Chapter 8

291 42 18
                                    

Aku, Meisarah.


Aku bersyukur, pelaut itu akhirnya berlayar. Semoga saja dia tak balik lagi.

Selama tiga bulan lebih dia terus mengangguku. Sania dan Inggrit terus-terusan menjomblangkanku dengan Jack Sparrow itu.

Mereka berdusta mengajakku ke pasar malam katanya ada bazar buku, namun kenyataanya mereka mempertemukanku dengan si Pelaut.

"Hai, Meisarah!" Itu namaku. Dia selalu memanggil namaku.

"Meisarah?"

Setiap bertemu denganku, entah berapa kali dia akan menyebut namaku.

Kapan aku berkenalan dengannya? Di mana dia tahu namaku? Sok kenal, sok dekat.
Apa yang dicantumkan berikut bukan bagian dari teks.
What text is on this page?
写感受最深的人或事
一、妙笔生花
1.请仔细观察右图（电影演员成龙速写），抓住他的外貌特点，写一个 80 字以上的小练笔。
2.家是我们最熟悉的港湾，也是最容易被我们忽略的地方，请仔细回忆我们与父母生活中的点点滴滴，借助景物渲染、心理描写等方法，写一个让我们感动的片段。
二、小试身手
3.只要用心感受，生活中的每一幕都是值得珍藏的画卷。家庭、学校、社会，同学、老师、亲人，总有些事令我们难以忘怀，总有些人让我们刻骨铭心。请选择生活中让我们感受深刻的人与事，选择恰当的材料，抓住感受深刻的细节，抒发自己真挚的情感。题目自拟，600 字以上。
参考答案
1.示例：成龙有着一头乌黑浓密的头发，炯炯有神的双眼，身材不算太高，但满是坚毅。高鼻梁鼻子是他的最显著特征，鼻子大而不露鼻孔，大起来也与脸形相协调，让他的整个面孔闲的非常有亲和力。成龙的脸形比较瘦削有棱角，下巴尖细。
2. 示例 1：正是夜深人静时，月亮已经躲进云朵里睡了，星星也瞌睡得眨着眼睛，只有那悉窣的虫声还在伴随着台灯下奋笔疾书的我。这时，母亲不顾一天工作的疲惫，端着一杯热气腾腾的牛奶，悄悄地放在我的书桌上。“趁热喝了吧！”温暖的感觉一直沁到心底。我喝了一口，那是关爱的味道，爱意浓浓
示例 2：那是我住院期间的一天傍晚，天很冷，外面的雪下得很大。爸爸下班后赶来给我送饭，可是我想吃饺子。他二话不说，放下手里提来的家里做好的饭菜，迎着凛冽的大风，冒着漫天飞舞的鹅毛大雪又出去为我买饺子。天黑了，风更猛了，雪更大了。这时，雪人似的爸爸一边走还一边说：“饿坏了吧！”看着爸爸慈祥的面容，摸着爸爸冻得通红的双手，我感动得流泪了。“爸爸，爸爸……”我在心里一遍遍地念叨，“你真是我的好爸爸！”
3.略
Dasar pelaut, playboy.

Apa kalian tak setuju, kalau kutakan pelaut itu playboy? Ya, mungkin terdengar menghakimi, karena aku memang belum tahu siapa dia, bagaimana karakternya, tapi yang namanya pelaut, jarang, kan, ada yang setia? Bahkan hampir semua.

Lihat saja dari pakaiannya! Apa dia pikir aku tak tahu kalau yang dikenakannya itu serba mahal? Fix, dia orang kaya, berpangkat, dan gila wanita.

Dia pikir, aku cewek matre. Dengan dibelikan ini dan itu, aku akan terkesima? Bahkan jika dia memberikanku pesawat pribadi, lebih mulia jalan kaki daripada bersama laki-laki sombong.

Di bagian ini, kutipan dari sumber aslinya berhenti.